The Day we Met

Last night I dreamed of the day I met my wife for the first time. The dream didn’t exactly line up to reality – I don’t recall being hounded by paparazzi or driving around town – but it made me stop to appreciate the woman I married.

She renewed me. When we met, I was coming off the back of some painful experiences with love and I had gone through the stages of feeling angry and then doing my best not to care. The moment I ‘let it go’, I met her.

We started out by chatting on the phone and online, and I didn’t want to get my hopes up. Her voice was immediately beautiful and I was intrigued to know her better, so we arranged to meet in London and spend the day doing some of the touristy stuff that people do in our fair capital. I met her at Fenchurch Street station – that place will always be significant to me.
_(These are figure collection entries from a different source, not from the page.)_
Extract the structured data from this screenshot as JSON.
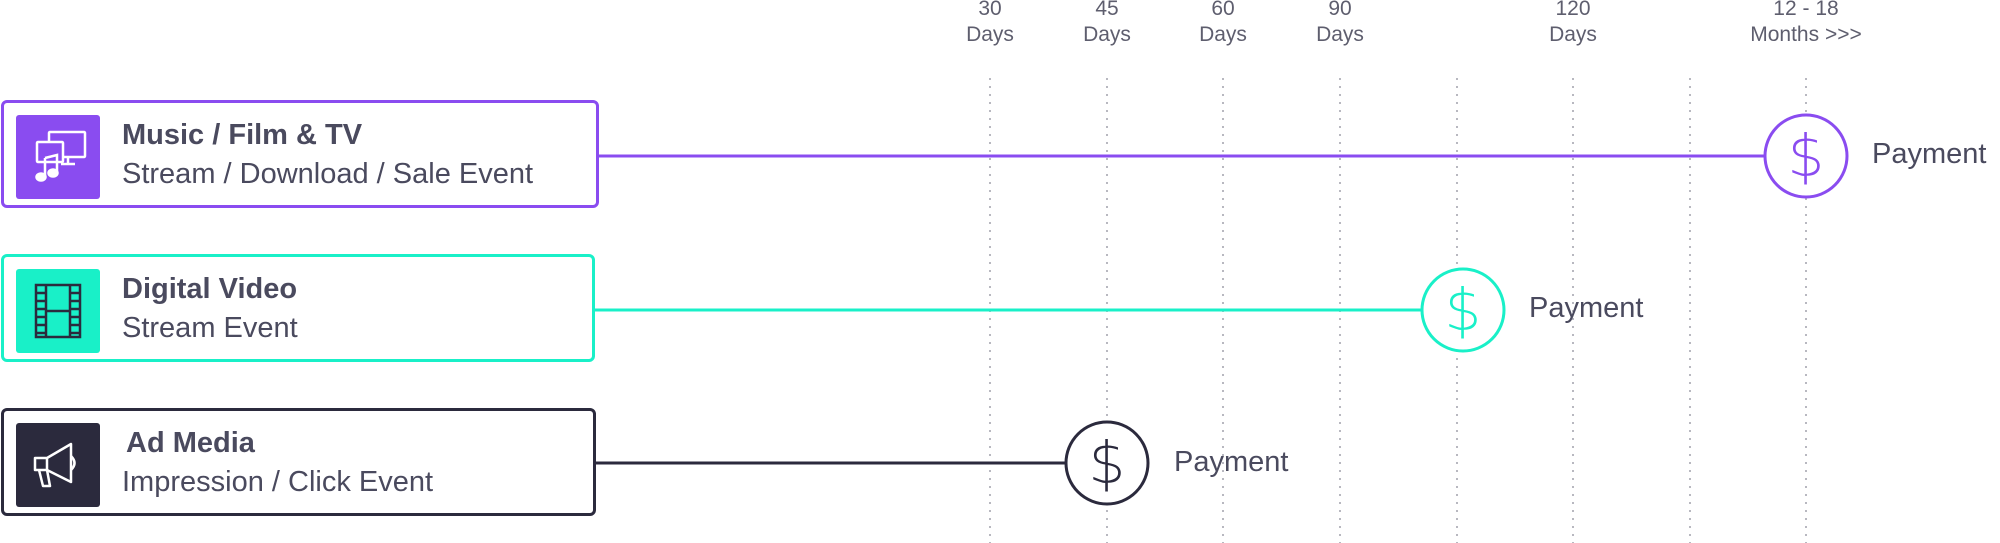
{
  "timeline": {
    "columns": [
      {
        "line1": "30",
        "line2": "Days"
      },
      {
        "line1": "45",
        "line2": "Days"
      },
      {
        "line1": "60",
        "line2": "Days"
      },
      {
        "line1": "90",
        "line2": "Days"
      },
      {
        "line1": "120",
        "line2": "Days"
      },
      {
        "line1": "12 - 18",
        "line2": "Months >>>"
      }
    ]
  },
  "rows": [
    {
      "title": "Music / Film & TV",
      "subtitle": "Stream / Download / Sale Event",
      "payment_label": "Payment",
      "color": "#8a4cf0",
      "icon": "music-video-icon"
    },
    {
      "title": "Digital Video",
      "subtitle": "Stream Event",
      "payment_label": "Payment",
      "color": "#19f0c8",
      "icon": "film-strip-icon"
    },
    {
      "title": "Ad Media",
      "subtitle": "Impression / Click Event",
      "payment_label": "Payment",
      "color": "#2b2a3d",
      "icon": "megaphone-icon"
    }
  ],
  "colors": {
    "guide_line": "#b8b8c0",
    "text": "#4a4a5e"
  }
}
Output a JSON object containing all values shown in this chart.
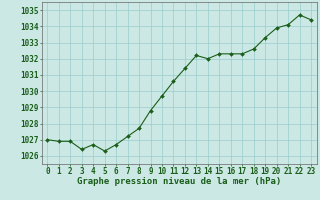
{
  "x": [
    0,
    1,
    2,
    3,
    4,
    5,
    6,
    7,
    8,
    9,
    10,
    11,
    12,
    13,
    14,
    15,
    16,
    17,
    18,
    19,
    20,
    21,
    22,
    23
  ],
  "y": [
    1027.0,
    1026.9,
    1026.9,
    1026.4,
    1026.7,
    1026.3,
    1026.7,
    1027.2,
    1027.7,
    1028.8,
    1029.7,
    1030.6,
    1031.4,
    1032.2,
    1032.0,
    1032.3,
    1032.3,
    1032.3,
    1032.6,
    1033.3,
    1033.9,
    1034.1,
    1034.7,
    1034.4
  ],
  "line_color": "#1a5e1a",
  "marker": "D",
  "marker_size": 2.0,
  "bg_color": "#cce8e4",
  "grid_color": "#99cccc",
  "title": "Graphe pression niveau de la mer (hPa)",
  "ylim": [
    1025.5,
    1035.5
  ],
  "xlim": [
    -0.5,
    23.5
  ],
  "yticks": [
    1026,
    1027,
    1028,
    1029,
    1030,
    1031,
    1032,
    1033,
    1034,
    1035
  ],
  "xtick_labels": [
    "0",
    "1",
    "2",
    "3",
    "4",
    "5",
    "6",
    "7",
    "8",
    "9",
    "10",
    "11",
    "12",
    "13",
    "14",
    "15",
    "16",
    "17",
    "18",
    "19",
    "20",
    "21",
    "22",
    "23"
  ],
  "title_fontsize": 6.5,
  "tick_fontsize": 5.5,
  "title_color": "#1a5e1a",
  "tick_color": "#1a5e1a",
  "linewidth": 0.8
}
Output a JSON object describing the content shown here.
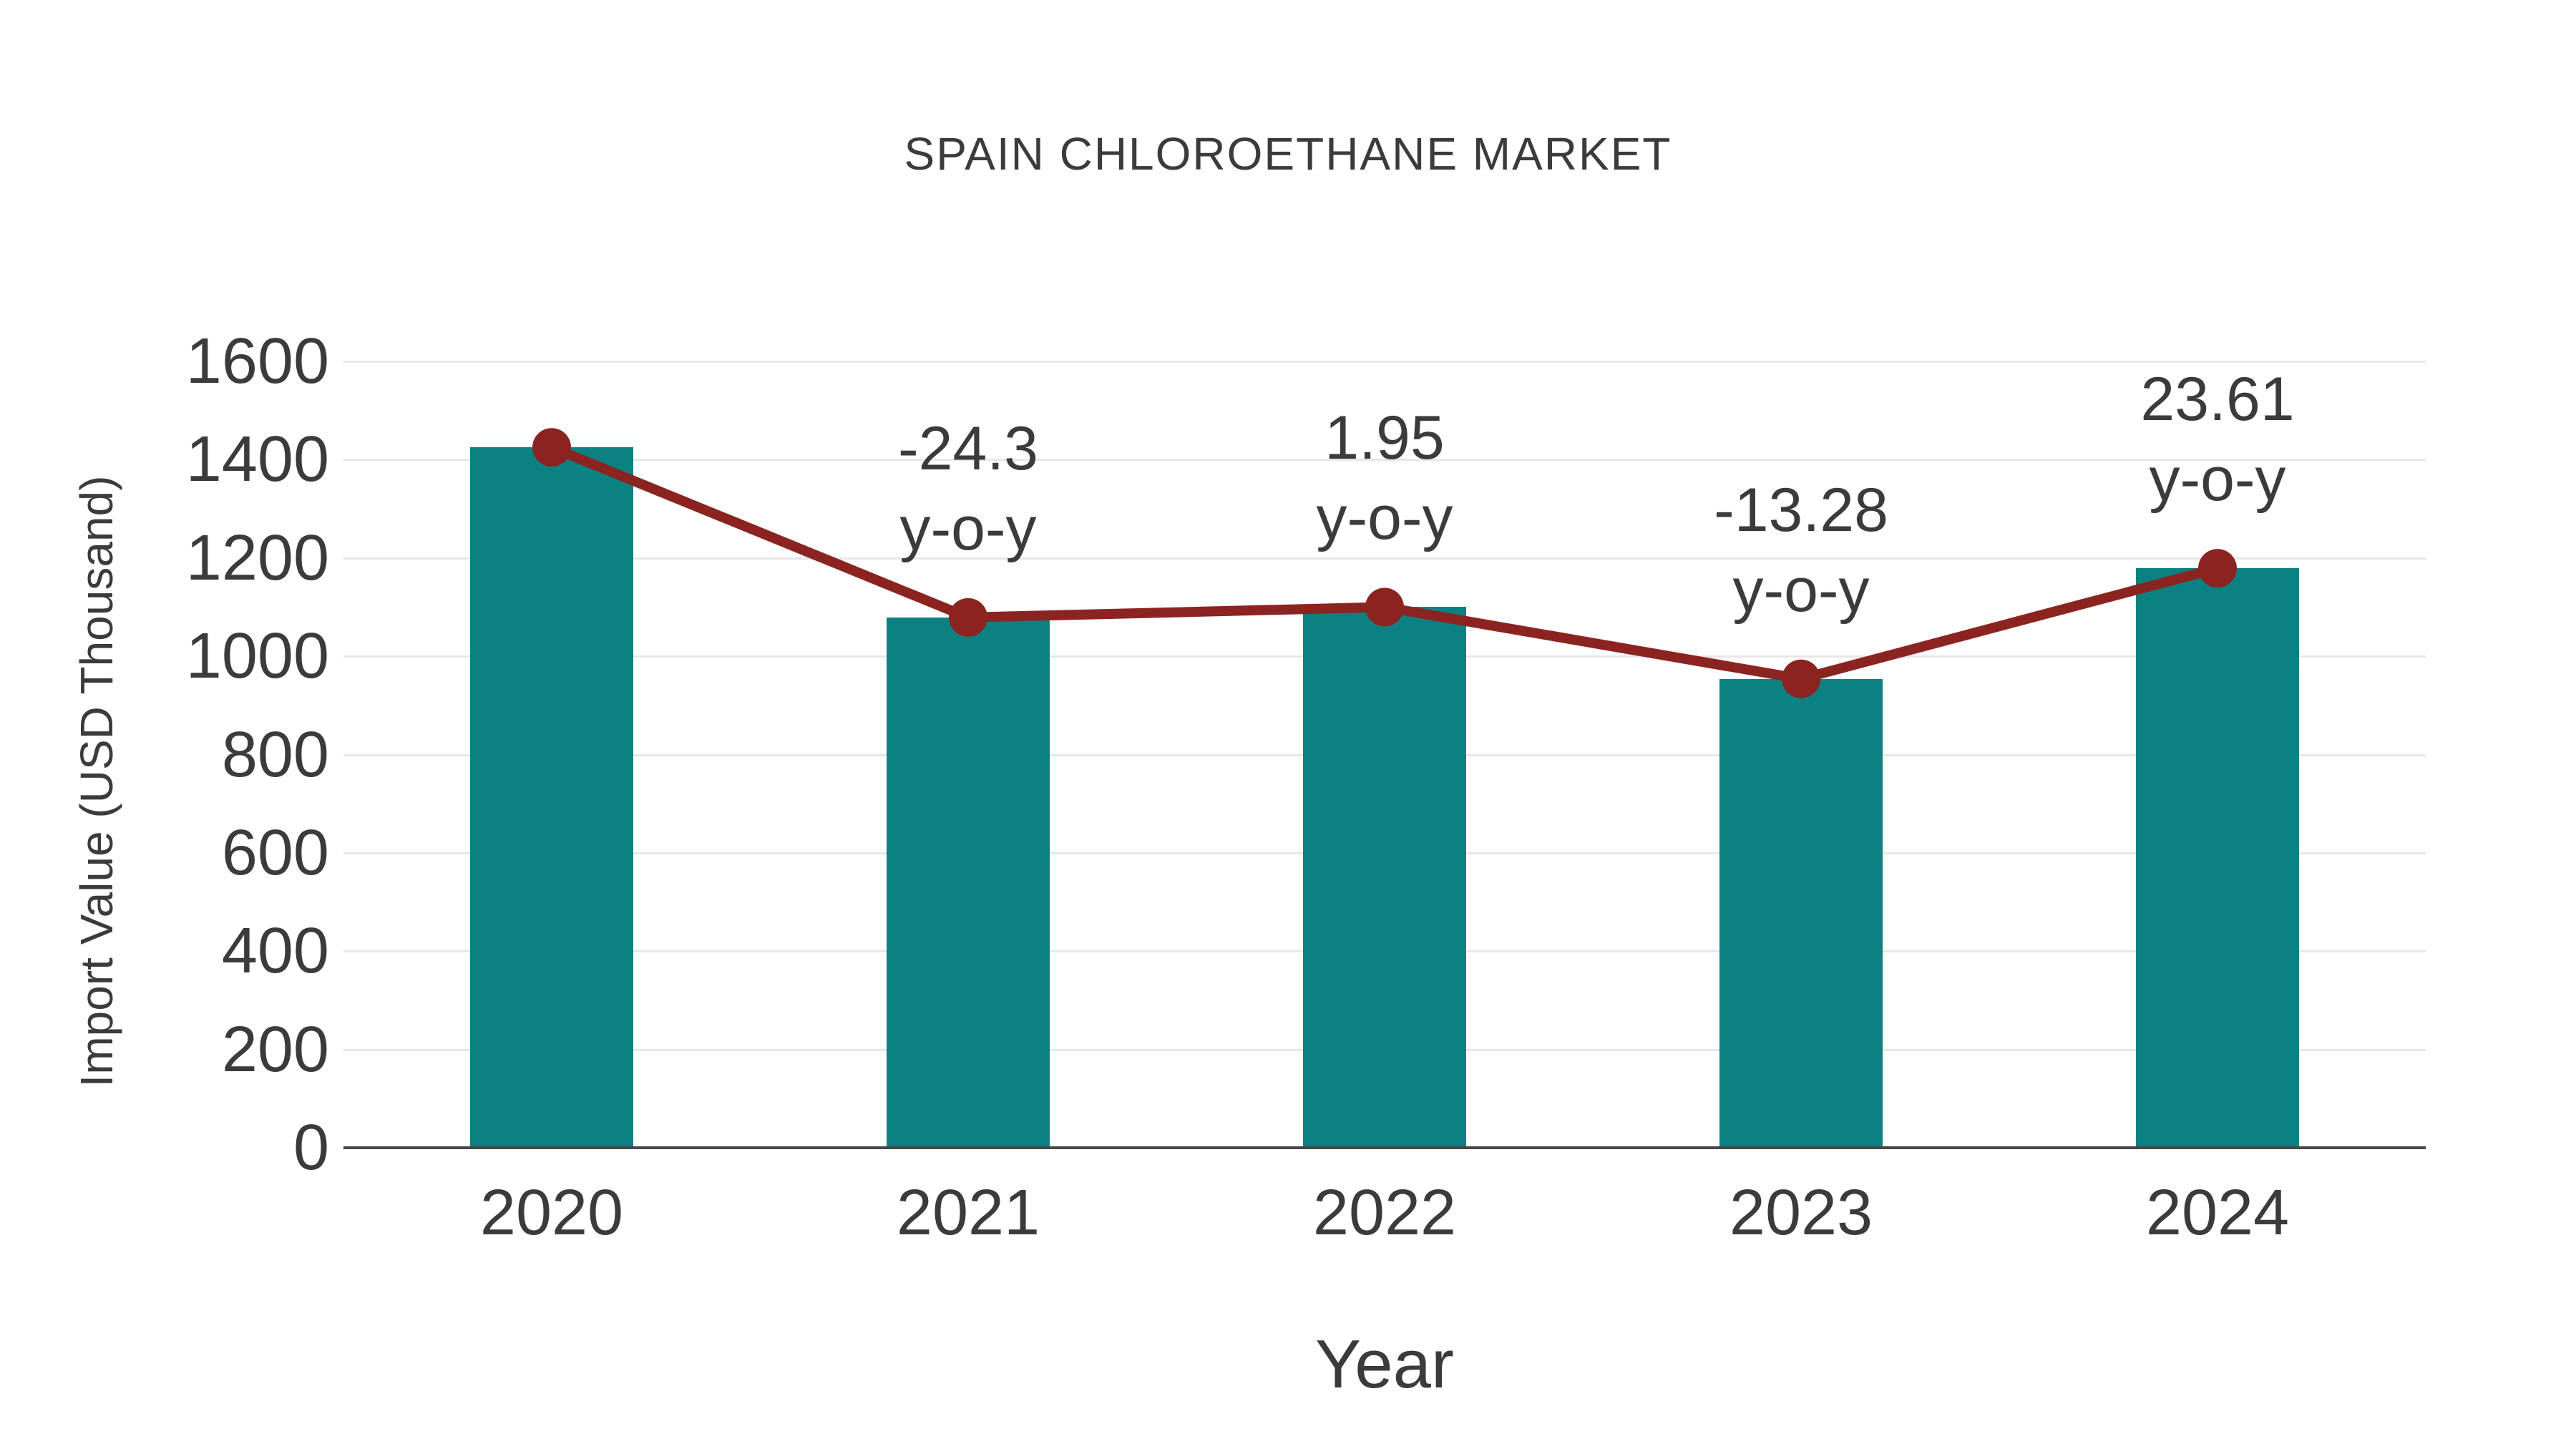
{
  "title": "SPAIN CHLOROETHANE MARKET",
  "axes": {
    "x_title": "Year",
    "y_title": "Import Value (USD Thousand)"
  },
  "chart_data": {
    "type": "bar",
    "title": "SPAIN CHLOROETHANE MARKET",
    "xlabel": "Year",
    "ylabel": "Import Value (USD Thousand)",
    "categories": [
      "2020",
      "2021",
      "2022",
      "2023",
      "2024"
    ],
    "series": [
      {
        "name": "Import Value bars",
        "type": "bar",
        "values": [
          1425,
          1079,
          1100,
          954,
          1179
        ]
      },
      {
        "name": "Import Value trend line",
        "type": "line",
        "values": [
          1425,
          1079,
          1100,
          954,
          1179
        ]
      }
    ],
    "annotations": [
      {
        "category": "2021",
        "line1": "-24.3",
        "line2": "y-o-y"
      },
      {
        "category": "2022",
        "line1": "1.95",
        "line2": "y-o-y"
      },
      {
        "category": "2023",
        "line1": "-13.28",
        "line2": "y-o-y"
      },
      {
        "category": "2024",
        "line1": "23.61",
        "line2": "y-o-y"
      }
    ],
    "yticks": [
      0,
      200,
      400,
      600,
      800,
      1000,
      1200,
      1400,
      1600
    ],
    "ylim": [
      0,
      1600
    ],
    "grid": true,
    "legend_position": "none"
  },
  "colors": {
    "bar": "#0c8182",
    "line": "#8b2421",
    "marker": "#8b2421",
    "text": "#3b3b3b",
    "grid": "#e7e7e7",
    "axis": "#474747",
    "background": "#ffffff"
  }
}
We lunched at Planet Hollywood (I wish I still had that picture of the most epic chocolate brownie in all humanity), and we visited an art museum. Naturally, we swung by Leicester Square and Covent Garden. We talked and talked, and before long I was keen to hold her hand – a simple gesture but one we were soon doing.

It annoys me that I can’t remember where we first kissed – it was an Underground station and it was pretty spontaneous, and it felt wonderful. As the evening wore on we settled into a Starbucks and cuddled and kissed some more, and when it was time to see her back to the station, I knew I had to see her again.

That night, as I drifted off to sleep, I could still feel her arms around me. I had never experienced that feeling with anyone else, and I’ve never felt more secure.

She still makes me feel this way. Despite the mistakes and the cockups and me being an idiot from time to time, she has somehow retained her sanity and helped me to keep mine. She has given me the greatest of all gifts – a beautiful daughter. My wife has left me in fits of hysterical laughter (man with the face), can cheer me up simply by holding my hand, and has done more for me than I can ever repay. I love her.